Brommel and Zortman are also proud of the ways they’ve used gaming to connect with others who may or may not have any background in gaming, but appreciate new and old friends during a time when they need support the most. The organization they co-founded is called “Retro to Recovery.” Before the pandemic hit, Brommel and Zortman would bring retro gaming consoles to the Children’s Cancer Connection once a month and host teen-hangouts with pizza and root beer donated by Peace Tree Brewery. “It’s kind of a pizza party and we just get our fingers all greasy and play some Nintendo and stuff,” says Brommel. There was always a couple of “hardcore gaming kids” in the room but it was an inclusive event for teens who are at all levels of playing ability from beginner to expert level. In many instances, these teens missed school and social opportunities because of their treatment schedules.
Zortman, who has experienced the challenges of cancer first-hand with his brother, understands the lasting impact of friendship and a support network. Last year, they attended a high school graduation party of one of the kids who regularly attends their events, and for him it was pretty emotional because it shows the power of shared experiences.
Over the summer, Brommel and Zortman teamed up for a Children’s Cancer Connection benefit and did a 24-hour live stream, raising over $3,000. They are also Twitch affiliates, livestreaming every Tuesday evening.
Brommel and Zortman’s channel is entertaining and it has already proven that it has real legs in taking off and being a success. Perhaps its biggest success is the crossover effect of bringing together worlds of music and gaming, and propelling it all into a larger platform that can continue to grow and create bigger communities over time. The digital world is a place where the community atmosphere can thrive while the real world waits to return to normal.

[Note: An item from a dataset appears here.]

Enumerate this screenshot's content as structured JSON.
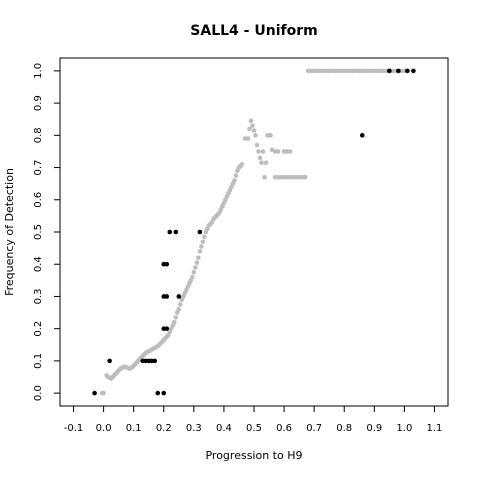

In the meantime, Brommel will continue to do what he does best, fitting as many activities as possible into every day and sharing his creativity and passion for gaming and friendship with others. “Perficut has been amazing at supporting my creative side — that’s not always easy to find in corporate America,” says Brommel. “Coming to work every day allows me to get away from the creative space a little bit and helps me refocus in a weird sort of way. By the time I get off work at the end of the day I’m usually jacked up from the wins from the day and ready to jump into whatever project I’m wrapped-up in on the creative side. The main thing is working with a team that supports those things and doesn’t try to stifle it in any way. It’s a huge blessing and I’m very grateful for that.”